Unstatistik des Monats Mai 2016: Krebs durch Erdölförderung?

Die Unstatistik des Monats Mai sind die vermeintlich unnatürlichen Häufungen von Krebserkrankungen in der Nähe von Erdöl- oder Erdgasförderstätten sowie Fracking- und Atomanlagen, die seit Jahrzehnten die Menschen beunruhigen. Aktueller Anlass ist der Artikel „Die rätselhaften Krebsfälle von Rodewald“ in der Hannoverschen Allgemeinen Zeitung vom 8. Mai 2016: Von den 2 500 Einwohnern dieses Ortes im Landkreis Nienburg sind im Zeitraum von 2005 bis 2013 20 Personen an Leukämie oder Tumoren des Lymphgewebes erkrankt. Im Durchschnitt seien aber nur 12 Fälle zu erwarten, so der Artikel, deshalb sei diese Häufung nicht durch Zufall zu erklären, also statistisch signifikant. Ein möglicher Auslöser sei das bei der Erdölförderung rund um Rodewald entwichene Benzol.

Erdöl
© Erich Westendarp / pixelio.de

In Wahrheit sind solche Häufungen alles andere als signifikant. Sie sind im Gegenteil normal. Teilt man etwa alle 223 000 im Jahr 2014 durch Krebs verursachten Todesfälle (ein Viertel aller Todesfälle in Deutschland insgesamt) rein zufällig auf die 11 100 Gemeinden des Landes auf, so wird es viele Gemeinden geben, in denen weit mehr als ein Viertel aller Verstorbenen an Krebs gestorben sind, aber auch viele Gemeinden mit einer Krebsmortalität von weit weniger als 25%. Aber diese Abweichungen sind rein zufällig und fast sicher zu erwarten. Hätten etwa alle Gemeinden Deutschlands so wie Rodewald 2 500 Einwohner, läge die Wahrscheinlichkeit, dass in mindestens einer davon in 9 Jahren statt der erwarteten 12 mehr als 19 Leukämie-Erkrankungen auftreten, bei über 99,9%. Selbst die Wahrscheinlichkeit, dass in 10 oder mehr Gemeinden solche Häufungen rein zufällig vorkommen, betrüge noch mehr als 95%.
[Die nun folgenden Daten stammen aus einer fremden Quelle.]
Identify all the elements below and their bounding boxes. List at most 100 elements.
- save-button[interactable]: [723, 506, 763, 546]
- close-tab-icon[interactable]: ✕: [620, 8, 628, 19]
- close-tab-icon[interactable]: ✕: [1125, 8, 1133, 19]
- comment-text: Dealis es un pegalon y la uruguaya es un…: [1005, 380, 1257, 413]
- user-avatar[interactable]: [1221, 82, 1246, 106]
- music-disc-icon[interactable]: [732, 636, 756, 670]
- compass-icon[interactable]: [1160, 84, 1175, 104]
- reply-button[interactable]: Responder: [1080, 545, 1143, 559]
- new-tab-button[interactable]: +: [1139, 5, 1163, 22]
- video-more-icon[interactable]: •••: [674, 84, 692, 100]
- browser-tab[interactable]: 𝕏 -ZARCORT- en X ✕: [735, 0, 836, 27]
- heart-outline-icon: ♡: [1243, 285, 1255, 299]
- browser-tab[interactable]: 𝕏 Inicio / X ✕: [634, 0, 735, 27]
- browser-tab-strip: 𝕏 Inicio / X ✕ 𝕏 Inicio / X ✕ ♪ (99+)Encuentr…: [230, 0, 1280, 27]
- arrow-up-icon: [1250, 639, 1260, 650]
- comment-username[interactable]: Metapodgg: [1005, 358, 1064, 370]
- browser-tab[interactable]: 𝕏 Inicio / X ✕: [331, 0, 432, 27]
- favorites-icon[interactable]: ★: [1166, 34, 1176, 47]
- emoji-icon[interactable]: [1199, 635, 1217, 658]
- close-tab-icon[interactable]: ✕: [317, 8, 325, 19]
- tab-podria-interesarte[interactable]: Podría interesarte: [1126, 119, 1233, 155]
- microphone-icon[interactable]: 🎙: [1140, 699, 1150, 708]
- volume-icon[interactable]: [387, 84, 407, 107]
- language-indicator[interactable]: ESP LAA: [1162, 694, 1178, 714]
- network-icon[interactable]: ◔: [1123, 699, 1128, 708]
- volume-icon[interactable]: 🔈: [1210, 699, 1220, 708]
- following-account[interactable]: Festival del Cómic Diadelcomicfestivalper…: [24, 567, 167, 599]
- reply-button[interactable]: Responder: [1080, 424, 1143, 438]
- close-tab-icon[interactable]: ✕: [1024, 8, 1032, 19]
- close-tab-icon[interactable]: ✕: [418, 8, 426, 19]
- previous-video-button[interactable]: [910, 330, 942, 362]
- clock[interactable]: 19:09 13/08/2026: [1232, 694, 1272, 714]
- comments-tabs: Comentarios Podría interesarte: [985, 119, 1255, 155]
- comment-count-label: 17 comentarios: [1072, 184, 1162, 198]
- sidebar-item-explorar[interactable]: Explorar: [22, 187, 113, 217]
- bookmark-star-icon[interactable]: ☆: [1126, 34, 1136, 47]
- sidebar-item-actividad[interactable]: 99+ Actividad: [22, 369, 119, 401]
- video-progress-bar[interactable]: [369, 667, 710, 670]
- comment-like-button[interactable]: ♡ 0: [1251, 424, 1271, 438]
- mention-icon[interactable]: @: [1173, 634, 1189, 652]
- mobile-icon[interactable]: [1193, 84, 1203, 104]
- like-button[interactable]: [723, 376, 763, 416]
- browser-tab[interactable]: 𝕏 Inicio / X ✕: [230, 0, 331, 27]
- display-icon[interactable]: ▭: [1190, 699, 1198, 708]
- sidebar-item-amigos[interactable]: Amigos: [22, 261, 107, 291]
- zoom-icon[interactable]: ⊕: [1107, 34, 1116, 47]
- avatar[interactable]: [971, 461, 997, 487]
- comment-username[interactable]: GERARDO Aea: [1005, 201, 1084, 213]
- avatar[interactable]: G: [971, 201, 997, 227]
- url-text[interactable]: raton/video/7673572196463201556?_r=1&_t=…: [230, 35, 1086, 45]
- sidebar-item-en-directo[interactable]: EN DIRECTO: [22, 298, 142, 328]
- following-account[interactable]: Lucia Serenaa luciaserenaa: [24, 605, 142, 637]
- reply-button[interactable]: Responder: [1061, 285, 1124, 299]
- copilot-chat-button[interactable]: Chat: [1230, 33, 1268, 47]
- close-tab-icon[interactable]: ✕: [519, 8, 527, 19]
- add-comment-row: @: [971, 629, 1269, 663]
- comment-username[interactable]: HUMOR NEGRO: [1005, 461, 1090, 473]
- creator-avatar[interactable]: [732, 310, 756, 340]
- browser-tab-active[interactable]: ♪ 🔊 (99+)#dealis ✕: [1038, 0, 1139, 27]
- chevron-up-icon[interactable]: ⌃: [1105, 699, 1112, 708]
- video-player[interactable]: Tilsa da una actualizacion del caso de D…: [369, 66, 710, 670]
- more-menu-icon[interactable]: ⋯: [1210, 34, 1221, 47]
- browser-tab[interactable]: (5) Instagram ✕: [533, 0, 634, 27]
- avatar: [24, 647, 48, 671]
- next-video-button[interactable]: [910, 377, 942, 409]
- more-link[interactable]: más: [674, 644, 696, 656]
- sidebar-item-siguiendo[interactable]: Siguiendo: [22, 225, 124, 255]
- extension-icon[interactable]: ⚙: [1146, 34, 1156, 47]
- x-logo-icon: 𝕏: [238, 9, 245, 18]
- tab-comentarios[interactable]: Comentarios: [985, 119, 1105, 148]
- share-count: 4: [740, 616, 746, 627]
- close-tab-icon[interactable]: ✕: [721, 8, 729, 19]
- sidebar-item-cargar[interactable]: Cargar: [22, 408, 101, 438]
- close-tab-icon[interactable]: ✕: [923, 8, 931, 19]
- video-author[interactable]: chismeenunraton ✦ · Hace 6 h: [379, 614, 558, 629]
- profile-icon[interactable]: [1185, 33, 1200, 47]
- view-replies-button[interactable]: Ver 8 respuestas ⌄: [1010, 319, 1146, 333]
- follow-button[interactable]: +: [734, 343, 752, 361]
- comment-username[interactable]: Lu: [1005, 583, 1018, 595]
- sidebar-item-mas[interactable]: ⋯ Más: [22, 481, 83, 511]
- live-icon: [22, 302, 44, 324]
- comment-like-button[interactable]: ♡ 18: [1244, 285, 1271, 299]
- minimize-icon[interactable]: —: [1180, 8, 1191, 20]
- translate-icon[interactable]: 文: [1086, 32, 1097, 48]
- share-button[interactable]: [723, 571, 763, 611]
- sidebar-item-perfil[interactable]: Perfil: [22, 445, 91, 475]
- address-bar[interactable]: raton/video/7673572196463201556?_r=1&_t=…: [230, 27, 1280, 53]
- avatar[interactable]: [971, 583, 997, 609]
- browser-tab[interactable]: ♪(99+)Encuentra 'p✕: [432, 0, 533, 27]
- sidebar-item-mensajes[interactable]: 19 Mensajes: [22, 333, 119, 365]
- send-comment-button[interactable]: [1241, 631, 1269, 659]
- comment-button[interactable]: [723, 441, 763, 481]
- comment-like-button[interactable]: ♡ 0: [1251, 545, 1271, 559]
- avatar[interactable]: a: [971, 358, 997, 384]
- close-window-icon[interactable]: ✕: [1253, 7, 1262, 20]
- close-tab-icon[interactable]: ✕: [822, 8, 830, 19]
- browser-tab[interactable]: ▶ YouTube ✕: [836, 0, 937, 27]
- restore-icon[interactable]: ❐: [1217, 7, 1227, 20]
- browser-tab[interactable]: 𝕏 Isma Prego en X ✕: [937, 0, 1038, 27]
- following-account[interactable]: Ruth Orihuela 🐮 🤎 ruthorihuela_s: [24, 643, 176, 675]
Natürlich können solche Häufungen auch systematische Ursachen haben, ein Zusammenhang zwischen der überdurchschnittlichen Zahl an Krebserkrankungen und der Erdölförderung in Rodewald ist nicht ausgeschlossen. Aber allein aus den Zahlen 12 und 20 ist dieser niemals zu beweisen. Üblicherweise ergibt das Nachforschen nach systematischen Gründen in solchen Fällen immer das Ergebnis: viel Lärm um nichts.